Adoro essa ideia. Tem momentos em que não dá para perguntar a opinião de todo mundo. Em caso de doença, por exemplo. Um médico amigo da família dizia: tem que saber quem é o “dono” do doente. E por aí vai. Eu em geral quero mais é que decidam e me comuniquem.

-Monix-

 * Aproveitando o início da temporada de premiações da indústria cinematográfica, o timing até que está bom.

Dia 13 – Uma roubada cinematográfica

Na década de 1980 eu era uma adolescente idealista que acreditava no cinema nacional e na turma “meio-intelectual-meio-de-esquerda” (na época o nome que usávamos era “esquerda festiva”, em tom bem mais pejorativo).
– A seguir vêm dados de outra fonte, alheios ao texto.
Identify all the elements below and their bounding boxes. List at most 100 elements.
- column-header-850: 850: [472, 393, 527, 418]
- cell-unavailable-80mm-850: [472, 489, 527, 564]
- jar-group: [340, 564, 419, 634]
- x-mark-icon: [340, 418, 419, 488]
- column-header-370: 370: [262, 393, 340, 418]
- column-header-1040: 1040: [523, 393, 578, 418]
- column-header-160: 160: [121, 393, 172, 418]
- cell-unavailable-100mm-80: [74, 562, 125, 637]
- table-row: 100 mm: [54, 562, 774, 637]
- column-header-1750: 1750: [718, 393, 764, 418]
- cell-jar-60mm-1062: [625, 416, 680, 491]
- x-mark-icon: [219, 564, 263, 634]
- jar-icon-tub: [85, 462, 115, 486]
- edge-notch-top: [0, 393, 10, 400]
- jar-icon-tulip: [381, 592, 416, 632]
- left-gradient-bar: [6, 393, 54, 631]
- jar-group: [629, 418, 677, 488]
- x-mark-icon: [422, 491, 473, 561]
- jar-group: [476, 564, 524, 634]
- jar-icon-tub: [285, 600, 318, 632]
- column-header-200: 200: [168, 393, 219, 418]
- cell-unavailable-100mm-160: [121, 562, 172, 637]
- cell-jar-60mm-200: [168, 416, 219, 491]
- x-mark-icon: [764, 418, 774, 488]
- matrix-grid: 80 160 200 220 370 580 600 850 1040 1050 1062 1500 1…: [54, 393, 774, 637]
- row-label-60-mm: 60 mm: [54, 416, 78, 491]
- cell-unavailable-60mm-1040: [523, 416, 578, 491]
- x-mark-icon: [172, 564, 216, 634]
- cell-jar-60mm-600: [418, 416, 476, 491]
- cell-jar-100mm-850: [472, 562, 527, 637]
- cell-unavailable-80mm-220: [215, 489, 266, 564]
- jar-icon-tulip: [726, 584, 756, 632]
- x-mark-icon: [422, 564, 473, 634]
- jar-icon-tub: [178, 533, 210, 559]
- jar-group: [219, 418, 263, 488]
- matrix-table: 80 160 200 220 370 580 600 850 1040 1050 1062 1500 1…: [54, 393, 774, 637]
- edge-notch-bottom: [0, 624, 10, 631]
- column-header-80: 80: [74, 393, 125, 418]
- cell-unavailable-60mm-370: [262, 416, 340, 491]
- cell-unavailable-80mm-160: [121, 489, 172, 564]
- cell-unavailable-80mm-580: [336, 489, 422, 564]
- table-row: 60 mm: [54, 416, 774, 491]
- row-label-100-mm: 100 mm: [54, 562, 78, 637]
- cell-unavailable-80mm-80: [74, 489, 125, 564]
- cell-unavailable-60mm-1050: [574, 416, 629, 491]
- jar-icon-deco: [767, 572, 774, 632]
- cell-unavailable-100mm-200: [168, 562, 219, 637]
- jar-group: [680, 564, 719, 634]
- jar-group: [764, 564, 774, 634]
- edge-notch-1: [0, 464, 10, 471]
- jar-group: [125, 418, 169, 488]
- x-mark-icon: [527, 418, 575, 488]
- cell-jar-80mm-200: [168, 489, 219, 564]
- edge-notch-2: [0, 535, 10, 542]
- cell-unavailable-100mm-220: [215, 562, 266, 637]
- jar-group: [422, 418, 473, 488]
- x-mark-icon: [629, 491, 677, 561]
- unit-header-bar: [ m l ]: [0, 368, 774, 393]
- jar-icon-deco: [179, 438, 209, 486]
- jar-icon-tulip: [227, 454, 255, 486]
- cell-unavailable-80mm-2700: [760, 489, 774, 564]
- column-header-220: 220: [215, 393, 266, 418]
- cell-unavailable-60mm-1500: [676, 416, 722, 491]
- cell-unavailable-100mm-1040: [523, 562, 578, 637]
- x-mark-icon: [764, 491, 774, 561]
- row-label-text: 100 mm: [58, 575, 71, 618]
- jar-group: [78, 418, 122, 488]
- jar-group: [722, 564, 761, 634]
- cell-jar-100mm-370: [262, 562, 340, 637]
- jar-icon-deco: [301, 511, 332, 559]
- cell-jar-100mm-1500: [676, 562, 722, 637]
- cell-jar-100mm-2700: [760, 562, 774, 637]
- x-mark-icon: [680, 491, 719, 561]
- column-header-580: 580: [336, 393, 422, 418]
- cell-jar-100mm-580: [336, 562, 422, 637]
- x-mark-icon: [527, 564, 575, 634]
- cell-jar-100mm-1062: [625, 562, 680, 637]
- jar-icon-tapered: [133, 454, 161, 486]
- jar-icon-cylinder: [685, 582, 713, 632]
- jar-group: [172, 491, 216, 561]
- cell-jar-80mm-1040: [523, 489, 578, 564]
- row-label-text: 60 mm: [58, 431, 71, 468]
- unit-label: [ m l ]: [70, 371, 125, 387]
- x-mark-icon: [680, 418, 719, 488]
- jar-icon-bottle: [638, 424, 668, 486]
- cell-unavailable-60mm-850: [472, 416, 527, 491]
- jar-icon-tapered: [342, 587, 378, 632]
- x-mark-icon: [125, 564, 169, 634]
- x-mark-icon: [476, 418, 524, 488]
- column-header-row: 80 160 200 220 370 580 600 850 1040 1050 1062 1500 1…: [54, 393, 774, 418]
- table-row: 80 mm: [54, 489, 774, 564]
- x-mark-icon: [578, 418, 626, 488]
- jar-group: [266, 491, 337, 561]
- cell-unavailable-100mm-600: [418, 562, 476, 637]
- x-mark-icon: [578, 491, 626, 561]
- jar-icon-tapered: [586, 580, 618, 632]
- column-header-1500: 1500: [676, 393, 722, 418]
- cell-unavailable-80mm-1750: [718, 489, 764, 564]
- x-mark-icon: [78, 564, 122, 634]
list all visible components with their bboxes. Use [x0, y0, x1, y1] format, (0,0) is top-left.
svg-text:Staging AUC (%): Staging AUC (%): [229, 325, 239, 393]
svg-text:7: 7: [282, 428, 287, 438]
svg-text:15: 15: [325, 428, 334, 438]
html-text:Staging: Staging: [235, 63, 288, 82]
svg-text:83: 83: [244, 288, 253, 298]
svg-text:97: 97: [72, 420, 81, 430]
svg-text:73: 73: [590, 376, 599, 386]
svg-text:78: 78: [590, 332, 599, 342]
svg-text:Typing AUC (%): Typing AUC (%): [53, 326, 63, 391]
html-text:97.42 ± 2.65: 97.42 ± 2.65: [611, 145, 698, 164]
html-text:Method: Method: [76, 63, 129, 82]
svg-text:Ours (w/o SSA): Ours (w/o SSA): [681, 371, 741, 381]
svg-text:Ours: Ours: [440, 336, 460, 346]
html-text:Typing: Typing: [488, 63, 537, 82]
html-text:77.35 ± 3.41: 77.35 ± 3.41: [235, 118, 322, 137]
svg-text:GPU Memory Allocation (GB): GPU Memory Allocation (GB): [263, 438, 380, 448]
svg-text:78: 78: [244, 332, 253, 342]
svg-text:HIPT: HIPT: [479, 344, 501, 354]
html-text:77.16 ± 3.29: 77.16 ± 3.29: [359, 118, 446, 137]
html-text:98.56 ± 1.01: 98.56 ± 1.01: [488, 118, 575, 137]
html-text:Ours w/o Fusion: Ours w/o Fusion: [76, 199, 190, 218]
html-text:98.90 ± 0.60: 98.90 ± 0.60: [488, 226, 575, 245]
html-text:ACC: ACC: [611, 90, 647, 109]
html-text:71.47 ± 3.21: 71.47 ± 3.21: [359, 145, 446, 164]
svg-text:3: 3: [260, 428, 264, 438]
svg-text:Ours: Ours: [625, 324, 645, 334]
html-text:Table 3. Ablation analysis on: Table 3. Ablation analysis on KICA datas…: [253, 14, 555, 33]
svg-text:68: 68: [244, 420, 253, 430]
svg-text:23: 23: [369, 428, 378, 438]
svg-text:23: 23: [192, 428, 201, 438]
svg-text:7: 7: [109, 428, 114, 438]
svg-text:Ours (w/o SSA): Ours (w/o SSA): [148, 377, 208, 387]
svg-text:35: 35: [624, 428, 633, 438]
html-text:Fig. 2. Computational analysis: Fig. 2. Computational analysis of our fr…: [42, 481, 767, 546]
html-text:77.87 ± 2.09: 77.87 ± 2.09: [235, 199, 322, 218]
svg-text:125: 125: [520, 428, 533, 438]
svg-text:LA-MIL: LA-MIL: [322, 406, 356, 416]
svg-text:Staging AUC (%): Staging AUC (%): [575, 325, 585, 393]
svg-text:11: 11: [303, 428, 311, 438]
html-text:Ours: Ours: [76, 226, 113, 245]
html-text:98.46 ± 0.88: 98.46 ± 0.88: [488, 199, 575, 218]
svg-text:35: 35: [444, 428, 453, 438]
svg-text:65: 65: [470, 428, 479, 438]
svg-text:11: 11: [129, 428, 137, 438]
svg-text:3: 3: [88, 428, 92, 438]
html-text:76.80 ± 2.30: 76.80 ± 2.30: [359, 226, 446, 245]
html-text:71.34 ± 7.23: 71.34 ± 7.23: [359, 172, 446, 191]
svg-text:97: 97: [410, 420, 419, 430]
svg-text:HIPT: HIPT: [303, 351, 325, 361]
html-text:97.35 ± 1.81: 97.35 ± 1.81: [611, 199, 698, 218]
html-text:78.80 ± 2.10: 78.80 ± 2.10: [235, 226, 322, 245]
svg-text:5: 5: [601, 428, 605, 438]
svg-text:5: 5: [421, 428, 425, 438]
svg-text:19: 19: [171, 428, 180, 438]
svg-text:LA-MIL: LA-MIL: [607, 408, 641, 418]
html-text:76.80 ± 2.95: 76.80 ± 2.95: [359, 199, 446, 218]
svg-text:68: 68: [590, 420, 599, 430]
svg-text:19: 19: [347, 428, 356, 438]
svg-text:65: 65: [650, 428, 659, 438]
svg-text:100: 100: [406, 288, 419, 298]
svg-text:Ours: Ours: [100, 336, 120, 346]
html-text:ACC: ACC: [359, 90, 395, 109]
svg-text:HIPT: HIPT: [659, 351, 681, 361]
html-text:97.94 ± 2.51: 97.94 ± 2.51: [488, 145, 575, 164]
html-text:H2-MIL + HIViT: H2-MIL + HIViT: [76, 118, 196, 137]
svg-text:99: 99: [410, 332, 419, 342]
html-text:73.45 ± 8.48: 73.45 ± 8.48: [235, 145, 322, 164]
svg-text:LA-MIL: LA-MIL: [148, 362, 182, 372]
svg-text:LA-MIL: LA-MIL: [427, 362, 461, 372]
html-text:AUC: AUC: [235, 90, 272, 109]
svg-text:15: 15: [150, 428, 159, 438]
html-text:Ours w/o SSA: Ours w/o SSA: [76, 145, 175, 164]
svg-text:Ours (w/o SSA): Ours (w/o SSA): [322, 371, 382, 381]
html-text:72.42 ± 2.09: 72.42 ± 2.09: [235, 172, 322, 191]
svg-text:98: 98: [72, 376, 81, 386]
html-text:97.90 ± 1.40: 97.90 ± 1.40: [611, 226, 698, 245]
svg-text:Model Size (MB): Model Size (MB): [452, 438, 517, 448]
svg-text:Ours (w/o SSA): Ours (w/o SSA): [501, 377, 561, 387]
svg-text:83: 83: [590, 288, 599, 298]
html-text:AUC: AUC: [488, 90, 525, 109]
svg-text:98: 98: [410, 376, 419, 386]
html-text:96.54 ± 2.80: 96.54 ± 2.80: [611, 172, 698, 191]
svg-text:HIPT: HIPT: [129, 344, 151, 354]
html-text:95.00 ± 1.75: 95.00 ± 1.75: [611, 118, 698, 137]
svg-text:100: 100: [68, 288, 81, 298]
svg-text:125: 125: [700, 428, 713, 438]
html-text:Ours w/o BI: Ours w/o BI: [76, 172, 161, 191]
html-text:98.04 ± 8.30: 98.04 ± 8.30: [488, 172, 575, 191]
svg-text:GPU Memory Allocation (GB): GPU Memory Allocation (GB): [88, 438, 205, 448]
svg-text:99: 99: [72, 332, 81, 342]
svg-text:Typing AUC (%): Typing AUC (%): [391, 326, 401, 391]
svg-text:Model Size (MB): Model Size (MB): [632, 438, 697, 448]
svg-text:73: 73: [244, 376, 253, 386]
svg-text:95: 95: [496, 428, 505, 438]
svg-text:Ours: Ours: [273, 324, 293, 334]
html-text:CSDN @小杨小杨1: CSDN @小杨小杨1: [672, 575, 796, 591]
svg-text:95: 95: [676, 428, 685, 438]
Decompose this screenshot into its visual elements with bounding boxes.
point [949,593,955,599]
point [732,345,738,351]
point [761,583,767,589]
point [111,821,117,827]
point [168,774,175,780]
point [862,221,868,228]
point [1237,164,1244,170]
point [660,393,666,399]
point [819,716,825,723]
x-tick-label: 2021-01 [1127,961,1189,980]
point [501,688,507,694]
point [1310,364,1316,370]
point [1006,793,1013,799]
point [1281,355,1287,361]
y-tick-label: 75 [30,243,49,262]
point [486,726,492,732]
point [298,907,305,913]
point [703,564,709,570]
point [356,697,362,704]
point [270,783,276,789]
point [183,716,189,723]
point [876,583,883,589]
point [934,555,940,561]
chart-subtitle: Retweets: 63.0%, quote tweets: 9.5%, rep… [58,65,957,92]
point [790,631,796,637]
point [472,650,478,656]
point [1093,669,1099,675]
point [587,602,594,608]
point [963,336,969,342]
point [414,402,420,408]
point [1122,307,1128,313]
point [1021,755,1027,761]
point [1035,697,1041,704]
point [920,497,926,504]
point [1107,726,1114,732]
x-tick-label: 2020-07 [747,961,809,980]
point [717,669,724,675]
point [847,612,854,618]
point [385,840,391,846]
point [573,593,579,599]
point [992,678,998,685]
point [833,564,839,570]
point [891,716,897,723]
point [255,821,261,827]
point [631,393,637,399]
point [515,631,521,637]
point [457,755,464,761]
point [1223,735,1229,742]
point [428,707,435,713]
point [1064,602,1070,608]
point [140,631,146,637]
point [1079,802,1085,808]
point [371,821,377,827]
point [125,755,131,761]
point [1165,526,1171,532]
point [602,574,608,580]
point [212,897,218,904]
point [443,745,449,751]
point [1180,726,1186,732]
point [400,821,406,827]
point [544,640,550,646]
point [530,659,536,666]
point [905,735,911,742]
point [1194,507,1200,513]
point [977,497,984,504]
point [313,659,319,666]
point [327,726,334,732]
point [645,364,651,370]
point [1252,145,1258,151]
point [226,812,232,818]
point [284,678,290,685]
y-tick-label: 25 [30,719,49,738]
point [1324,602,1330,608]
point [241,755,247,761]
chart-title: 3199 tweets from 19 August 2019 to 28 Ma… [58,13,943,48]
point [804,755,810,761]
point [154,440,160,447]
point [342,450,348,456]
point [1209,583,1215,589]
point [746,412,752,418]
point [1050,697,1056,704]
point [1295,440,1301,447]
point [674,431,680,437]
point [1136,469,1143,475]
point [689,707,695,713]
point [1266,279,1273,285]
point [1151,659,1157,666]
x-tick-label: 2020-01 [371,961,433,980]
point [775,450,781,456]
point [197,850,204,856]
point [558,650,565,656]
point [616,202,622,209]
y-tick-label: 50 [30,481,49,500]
Não que minhas simpatias tenham mudado tanto assim – continuo sendo muito mais TV Mulher que Xou da Xuxa – mas provavelmente hoje em dia eu teria mais capacidade de farejar o tamanho da roubada antes de comprar o ingresso para assistir a Tanga – Deu no New York Times.

 

 

Dirigido pelo Henfil, o herói da resistência pela via do humor, o filme é constrangedoramente ruim. Só de rever o trailer para escrever este post já tenho vontade de cavar um buraco e me esconder lá dentro até passar a síndrome de vergonha alheia.